María Ortiz convierte lo suave en incomodidad en la expo ‘Mover la cama con los dientes’ en Saltillo
La artista torreonense inauguró esta muestra de escultura textil en el Museo de Artes Gráficas. Una propuesta donde los materiales mutan de cualidad y el cuerpo se hace presente a través de su ausencia
El pasillo principal del Museo de Artes Graficas de Saltillo alberga una paradoja. Pilas de almohadas, o suspendidas con cables o clavadas al muro, no se presentan como una opción cómoda, no ofrecen confort a simple vista. Hay una solidez que confronta a quien las ve y hablan de realidades que provocan insomnio.

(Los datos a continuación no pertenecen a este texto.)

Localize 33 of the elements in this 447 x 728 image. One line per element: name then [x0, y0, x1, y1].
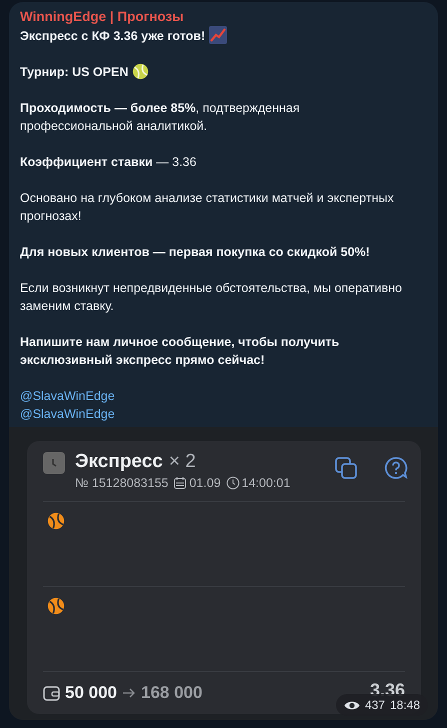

En la exposición “Mover la cama con los dientes” la artista lagunera María Ortiz Martínez convierte en sólido lo suave y aprovecha el potencial simbólico de la almohada para hablar sobre el cuerpo y lo que le atraviesa.
Inaugurada el pasado martes 14 de julio, la serie muestra el trabajo reciente de la creadora originaria de Torreón, Coahuila, como parte de una exploración que inició alrededor de 2024 y que continúa, entre el arte textil y la escultura.
“Cuando estaba en secundaria leí el ‘Almohadón de plumas’ de Horacio Quiroga e hizo click en algún momento y al ver este trabajo quise seguir hablando de eso. Sobre todo este año he trabajado exclusivamente con el tema de las almohadas y las camas”, compartió la artista para VANGUARDIA.
Desde series como “Paliativo”, la obra de Ortiz explora las ramificaciones de la salud mental y física. En este nuevo proyecto la línea se extiende hacia el espacio donde ocurre la convalecencia, que es testigo y soporte de la vulnerabilidad.
“Lo que más me ha gustado es matéricamente, desde poner todas las almohadas en mi cama y dormir sobre ellas, fue una experiencia muy peculiar, hasta buscar cómo hacer que una almohada se quede rígida. Eso me ha gustado mucho”, expresó.
“Me gusta mucho incomodarme, a mí misma sobre todo, y buscaba esta sensación de incomodidad y peso. También que se quede suspendido en el tiempo, tanto literal como si estuviera congelado, con esas arrugas estáticas. Ha sido muy interesante”, agregó.
En manos de esta artista objetos que asociamos con lo esponjoso y ligero se convierten en piezas visualmente muy pesadas, de una solidez que contrasta con su naturaleza. Las intervenciones gráficas y literarias de algunas de estas agregan un componente simbólico que guía al espectador a través de la propuesta.
“A la par que empecé a hacer esto exploré también las palabras. No en todas las obras pero sí tienen un peso importante. Yo siento que tengo una relación extraña porque siento que escribir es algo complejísimo, pero de vez en cuando tengo unas iluminaciones y necesito que la palabra esté presente”, dijo.
Si en “Paliativo” y otras de sus obras, sobre todo fotográfica, el cuerpo es protagonista, aquí sigue presente, pero en el vacío que deja. Tal vez no queda la silueta exacta de quien posó sobre esas almohadas, pero las arrugas que perduran intactas revelan el uso y con ello el cansancio, la pesadumbre, la melancolía y las horas de reflexión, de ansiedad, de depresión o de descanso que pueden ocurrir sobre ellas.
En la serie no solo lo textil tiene presencia, también el latón y el concreto, que se integran a las piezas como puntos focales o incluso como representaciones del cuerpo mismo sobre la cama. Además, en un juego creativo todo este material se extiende a las fichas de las obras y hasta a la hoja de sala.
“Mover la cama con los dientes” —una idea de por sí inquietante— seguirá en exhibición en el Museo de Artes Gráficas, en Saltillo.